The University of California’s largest employee union, AFSCME Local 3299, filed the charges that resulted in both Complaints. Local 3299 represents UC custodial workers, parking attendants, landscapers and other job classifications that are frequently contracted out to low wage firms.

“In issuing these Complaints, PERB has acknowledged that the University of California is engaged in an illegal, system-wide race to the bottom to meet its full-time, permanent staffing needs,” said Local 3299 President Kathryn Lybarger. “In doing so, UC is helping some of our state’s most notorious employers profit by condemning hundreds—if not thousands—of full-time UC workers and their families to a life of poverty and exploitation. This illegal conduct would be unacceptable in any circumstance, but it is especially troubling to see it happening at California’s third largest employer and the pre-eminent public university system in America.”

UPDATE: Speaker’s Boycott in Support of Subcontracted Workers Gaining Steam at UC Berkeley:

In support of the aspirations for better wages and conditions for nearly 100 subcontracted workers employed by ABM, Performance First and Laz Parking at UC Berkeley, Local 3299 recently launched a spring-semester speaker’s boycott at the campus until each of these workers is brought in-house.[iv]

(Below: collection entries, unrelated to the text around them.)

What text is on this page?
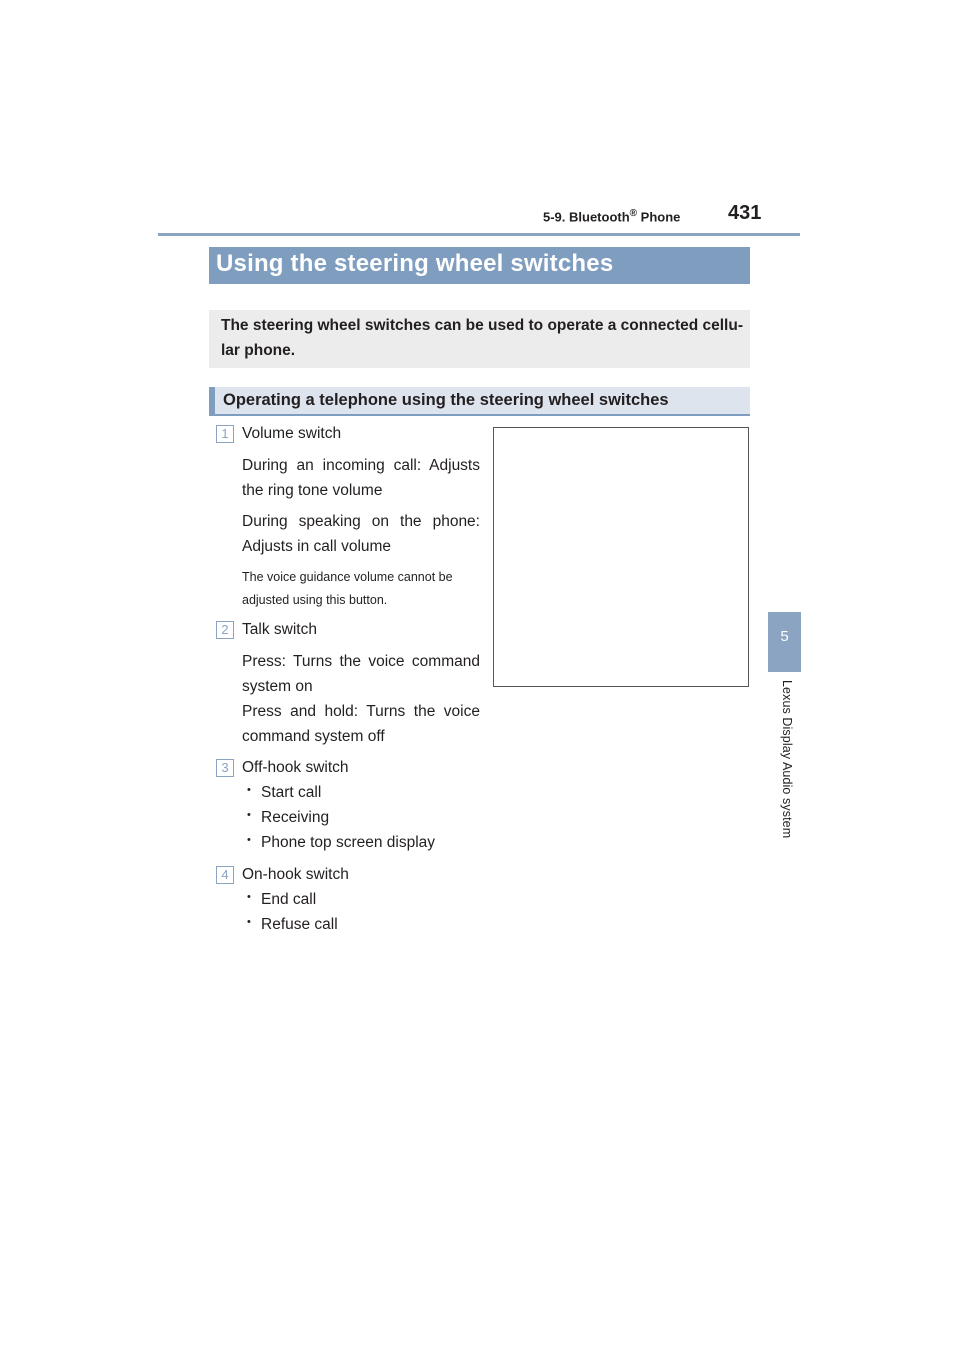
5-9. Bluetooth® Phone 431
5
Lexus Display Audio system
Using the steering wheel switches
The steering wheel switches can be used to operate a connected cellu-lar phone.
Operating a telephone using the steering wheel switches
1 Volume switch
During an incoming call: Adjusts the ring tone volume
During speaking on the phone: Adjusts in call volume
The voice guidance volume cannot be adjusted using this button.
2 Talk switch
Press: Turns the voice command system on
Press and hold: Turns the voice command system off
3 Off-hook switch
• Start call
• Receiving
• Phone top screen display
4 On-hook switch
• End call
• Refuse call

In doing so, Local 3299 reached out to state and federal lawmakers, as well as other civic leaders (including President Bill Clinton and Chelsea Clinton, who are scheduled to host an event at UC Berkeley on April 1st-3rd[v]) with scheduled speaking engagements at Berkeley to ask them to honor the boycott. Among those who have already done so by cancelling/postponing existing events or committing to refuse any speaking invitations until the ongoing labor dispute is settled are:

  • California Lieutenant Governor Gavin Newsom
  • California State Senator Carol Liu
  • California State Senator Loni Hancock
  • California Assemblymember Kevin McCarty
  • California Assemblymember Tony Thurmond
  • Adam Bouska, Founder of No on H8 Campaign
  • Angela Davis, Human Rights Activist
  • Ai-Jen Poo, Director of the National Domestic Workers Alliance
  • Sara Kate Ellis, CEO and President of GLAAD

“We are deeply grateful to the many leaders here in California and across the country who are standing up for the aspirations of UC’s permanent subcontracted workforce,” Lybarger added. “No one who works full time should be treated as second class, or forced to live in abject poverty. And we renew our call to all scheduled Berkeley speakers, as well as leaders and lawmakers everywhere, to join us in the fight against UC’s lawless exploitation of mostly immigrant workers by honoring the Berkeley Boycott.”